For all of our discussion on personal connections, relationship building, and first date evangelism one may ask whether such “hoops” are necessary. After all, what we really need to do is just get the right facts in front of people, right?
Persuasion is Complicated
No, actually. As much as we like to think of ourselves as perfectly rational creatures, the opposite is often true. An interesting longform piece on this from The New Yorker says, among other things, “As a rule, strong feelings about issues do not emerge from deep understanding.” (They interview several cognitive scientists, and this is a quote from one). A number of things contribute to how we form our views, including social pressure, confirmation bias, competing information sources, and a whole array of emotional and social elements.
Does this mean that truth is irrelevant? Not at all. It only means that persuasion is more complicated than just the facts. As you will learn in any decent persuasive communication course, persuasion includes not only the facts (logos), but also credibility (ethos) and, yes, emotion (pathos). As Nate has written elsewhere, the proper order to use these persuasive elements is first ethos, then pathos, and finally logos. Both cognitive science and personal experience tell us you must earn someone’s trust before they’ll allow you to mess around with their beliefs.
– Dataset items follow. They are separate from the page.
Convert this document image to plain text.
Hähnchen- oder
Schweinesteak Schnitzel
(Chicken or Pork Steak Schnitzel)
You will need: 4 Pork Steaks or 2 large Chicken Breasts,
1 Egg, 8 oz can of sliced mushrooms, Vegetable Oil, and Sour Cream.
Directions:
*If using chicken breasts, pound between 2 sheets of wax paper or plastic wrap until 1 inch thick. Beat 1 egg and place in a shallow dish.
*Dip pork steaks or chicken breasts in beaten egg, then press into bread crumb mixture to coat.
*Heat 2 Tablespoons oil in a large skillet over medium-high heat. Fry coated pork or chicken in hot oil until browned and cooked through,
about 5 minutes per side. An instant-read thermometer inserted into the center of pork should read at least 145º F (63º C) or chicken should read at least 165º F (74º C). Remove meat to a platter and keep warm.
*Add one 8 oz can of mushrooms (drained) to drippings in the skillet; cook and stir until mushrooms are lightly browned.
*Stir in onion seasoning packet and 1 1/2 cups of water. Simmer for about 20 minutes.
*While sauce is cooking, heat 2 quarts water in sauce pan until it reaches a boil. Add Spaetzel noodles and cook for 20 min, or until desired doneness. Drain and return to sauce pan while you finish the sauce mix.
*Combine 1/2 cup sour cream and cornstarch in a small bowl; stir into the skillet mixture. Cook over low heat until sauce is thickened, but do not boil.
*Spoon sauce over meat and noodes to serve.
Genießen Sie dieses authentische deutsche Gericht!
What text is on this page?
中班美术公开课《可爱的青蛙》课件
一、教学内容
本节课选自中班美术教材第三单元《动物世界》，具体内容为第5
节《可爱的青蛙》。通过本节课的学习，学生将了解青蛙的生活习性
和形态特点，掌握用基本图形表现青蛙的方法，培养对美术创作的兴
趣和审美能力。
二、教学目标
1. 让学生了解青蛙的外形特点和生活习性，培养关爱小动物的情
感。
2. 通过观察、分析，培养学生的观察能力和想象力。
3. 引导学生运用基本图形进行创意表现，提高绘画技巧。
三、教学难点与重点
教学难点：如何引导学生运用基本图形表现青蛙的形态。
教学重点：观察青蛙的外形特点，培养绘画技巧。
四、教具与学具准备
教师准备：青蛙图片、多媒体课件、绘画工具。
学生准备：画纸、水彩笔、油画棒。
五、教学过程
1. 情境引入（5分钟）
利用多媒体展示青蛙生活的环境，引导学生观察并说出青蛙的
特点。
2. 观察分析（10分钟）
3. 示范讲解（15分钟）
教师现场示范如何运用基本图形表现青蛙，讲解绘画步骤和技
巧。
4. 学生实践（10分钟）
Consider Closely-Held Identities
We hold our beliefs in very personal ways, especially those that are religious or political. Our religious beliefs in particular are tied not just to our statements about reality, but additional identities. We all hold multiple “identities” – just think of the list of one-word descriptors on your Twitter profile. Mine, for example, has at different times included writer, podcaster, husband, father, and even Ravenclaw, among others. Those are all identities. What happens when someone challenges one of your identities? If you are a father, do you become angry when someone denigrates parenthood? If you are a writer, do you become upset when someone says books are irrelevant and archaic?
Like the examples above, religion is a part of our identity: Christian, Muslim, Buddhist, Hindu, Mormon. These are all adjectives that each adherent makes part of their identity. I once met a man who built his house by hand over the course of several years. He gathered the lumber himself from the property and lived in a tent for about seven years while he built. He even hand-built a hot tub (also with lumber from the property) to go with it. He’s lived there for decades now and is quite proud of it. Imagine if the first time I met him, I walked into his house and said, “You’ve done everything wrong.”
That’s what it feels like for your worldview to be criticized by someone you don’t know. But what if the same sentiment is communicated with more sensitivity by a close friend who knows the man, knows his property, and knows his home? And what if it’s communicated in a manner that is non-confrontational and maintains relationship? The chances of the man reconsidering his views about his house will be greater.
When appealing to someone to change something as personal and deeply held as their worldview, we have to speak to the whole person. But that’s not what we tend to do. We sometimes dump facts and information all over them like gatorade on an athlete. The problem is we’re not on a football field. We’re in their living room, and now we’ve stained the carpet and they’re yelling for us to get out. So maybe just offer them a cup first. Talk to them. Get to know them. And once you’ve convinced them that you can sit in their house without breaking the china, then you can start making some progress.